Они сидели в полумраке, отделенные от остальных резной ширмой, и молчали. Люди слушали; десятки глаз были устремлены на оратора, но братья на него не смотрели и наблюдали исподтишка за этими лицами.
Потом уже, когда он закончил говорить, понемногу поднялся гам, они вставали со своих мест, жестикулировали, перебивали друг друга, кто-то направился к самому Кандиано: должно быть, выразить свое согласие или несогласие с его речью, а братья остались сидеть, и лишь помигивала тусклым огоньком сигарета Виченте.
-- Парочке-другой, кажется, неслабо припекло от его слов, -- еле слышно заметил Теодато, склонившись к столешнице в почти детской позе. -- Но все остальные...
-- Слишком привыкли к подобным эксцентричным выходкам, -- проворчал Виченте, стряхнул пепел в хрустальное блюдце. -- И, признаться, обстановка серьезно портит все впечатление от его слов. Смешно сидеть среди всей этой роскоши, разряженным в шелк и бархат, и слушать что-то про нашу смелость и степи.
-- Но ведь в чем-то он неумолимо логичен.
-- Да, вне всякого сомнения; сложно поспорить с тем, что аристократы отступились от своего первоначального пути. И тем не менее среди нас продолжают рождаться люди с талантом, тогда как кварталы закованных не произвели ни одного.

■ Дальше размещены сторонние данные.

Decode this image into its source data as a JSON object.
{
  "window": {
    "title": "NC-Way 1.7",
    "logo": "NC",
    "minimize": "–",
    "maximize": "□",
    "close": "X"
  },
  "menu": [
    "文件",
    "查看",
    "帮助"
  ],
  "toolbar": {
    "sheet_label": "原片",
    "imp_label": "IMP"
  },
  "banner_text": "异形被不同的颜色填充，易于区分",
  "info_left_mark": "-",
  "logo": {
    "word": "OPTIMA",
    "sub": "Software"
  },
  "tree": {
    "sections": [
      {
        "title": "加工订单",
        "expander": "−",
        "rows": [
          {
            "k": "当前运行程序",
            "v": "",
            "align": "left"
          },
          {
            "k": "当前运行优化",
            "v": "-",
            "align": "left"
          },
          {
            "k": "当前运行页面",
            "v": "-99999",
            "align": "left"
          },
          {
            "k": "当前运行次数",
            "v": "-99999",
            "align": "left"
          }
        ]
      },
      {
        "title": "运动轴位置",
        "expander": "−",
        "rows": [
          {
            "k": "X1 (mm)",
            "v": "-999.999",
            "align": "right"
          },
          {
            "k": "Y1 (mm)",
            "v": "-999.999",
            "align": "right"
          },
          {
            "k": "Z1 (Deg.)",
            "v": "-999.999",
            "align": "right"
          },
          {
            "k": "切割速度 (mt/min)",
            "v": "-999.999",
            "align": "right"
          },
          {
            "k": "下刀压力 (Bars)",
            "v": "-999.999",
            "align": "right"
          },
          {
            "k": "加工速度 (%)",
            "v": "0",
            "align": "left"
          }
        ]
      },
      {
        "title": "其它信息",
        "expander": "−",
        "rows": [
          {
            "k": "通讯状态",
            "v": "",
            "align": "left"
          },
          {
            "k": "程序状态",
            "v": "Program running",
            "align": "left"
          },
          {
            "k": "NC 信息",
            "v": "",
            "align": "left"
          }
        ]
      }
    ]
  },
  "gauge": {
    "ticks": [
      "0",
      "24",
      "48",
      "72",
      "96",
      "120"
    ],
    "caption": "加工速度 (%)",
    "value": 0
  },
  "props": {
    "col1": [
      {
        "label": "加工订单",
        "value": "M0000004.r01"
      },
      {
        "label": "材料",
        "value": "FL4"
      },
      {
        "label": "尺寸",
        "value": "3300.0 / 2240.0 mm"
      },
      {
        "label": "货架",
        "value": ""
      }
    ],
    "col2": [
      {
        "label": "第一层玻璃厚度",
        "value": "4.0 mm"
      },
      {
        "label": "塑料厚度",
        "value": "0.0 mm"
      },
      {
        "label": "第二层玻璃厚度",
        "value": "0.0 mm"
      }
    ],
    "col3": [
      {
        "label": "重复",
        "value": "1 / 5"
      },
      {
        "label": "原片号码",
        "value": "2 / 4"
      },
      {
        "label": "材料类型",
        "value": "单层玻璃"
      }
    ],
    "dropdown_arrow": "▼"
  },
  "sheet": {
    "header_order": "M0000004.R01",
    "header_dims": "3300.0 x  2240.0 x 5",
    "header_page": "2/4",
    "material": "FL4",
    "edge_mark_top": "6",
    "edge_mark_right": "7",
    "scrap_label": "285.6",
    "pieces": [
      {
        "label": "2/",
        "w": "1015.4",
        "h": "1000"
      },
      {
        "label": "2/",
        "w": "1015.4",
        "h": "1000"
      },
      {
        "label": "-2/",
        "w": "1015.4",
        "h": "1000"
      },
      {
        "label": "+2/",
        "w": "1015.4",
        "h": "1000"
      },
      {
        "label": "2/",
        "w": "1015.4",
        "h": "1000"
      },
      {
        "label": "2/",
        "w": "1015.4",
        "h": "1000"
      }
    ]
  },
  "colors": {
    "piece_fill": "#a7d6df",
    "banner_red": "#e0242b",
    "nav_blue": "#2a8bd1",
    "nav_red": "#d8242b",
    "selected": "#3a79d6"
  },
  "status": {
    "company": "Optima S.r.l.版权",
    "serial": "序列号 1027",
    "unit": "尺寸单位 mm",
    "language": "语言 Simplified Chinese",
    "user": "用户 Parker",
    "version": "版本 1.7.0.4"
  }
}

Теодато раскрыл было рот, желая ответить что-то, но в этот момент их уединение было нарушено: к их столику подошла хозяйка вечера, жена Камбьянико, и по-светски улыбнулась им; молодые люди поднялись со своих мест.
-- Надеюсь, вы не скучаете здесь, господа.
-- Что вы, госпожа Беатриче, -- пробасил Моро. -- Речь господина Кандиано была... очень прочувствованной.
-- О да, -- она закатила глаза, потом жестом пригласила их вновь сесть и сама опустилась на обитый парчой стул. -- Я надеюсь, она заставила сердца наших соратников зажечься огнем. Господин Кандиано вообще прекрасный оратор, я даже не ожидала от него.
-- Он человек идеи, -- задумчиво произнес каменнолицый брат, -- только серьезная идея может увлечь его и сделать красноречивым. Во всех остальных случаях он будет таков же, как и большинство из нас, ленивый утративший смысл своей жизни аристократ.
Она даже рассмеялась.
-- Хорошо сказано, господин Виченте. Может быть, вам следовало бы также попробовать себя на поприще ритора?
-- Боюсь, у меня не тот характер.
-- Что же насчет вас, госпожа Беатриче? -- вмешался Теодато, в глазах которого блеснул лукавый огонек. -- В вашей груди не загорелось ли страстное желание отправиться в степь, как предлагает наш уважаемый оратор?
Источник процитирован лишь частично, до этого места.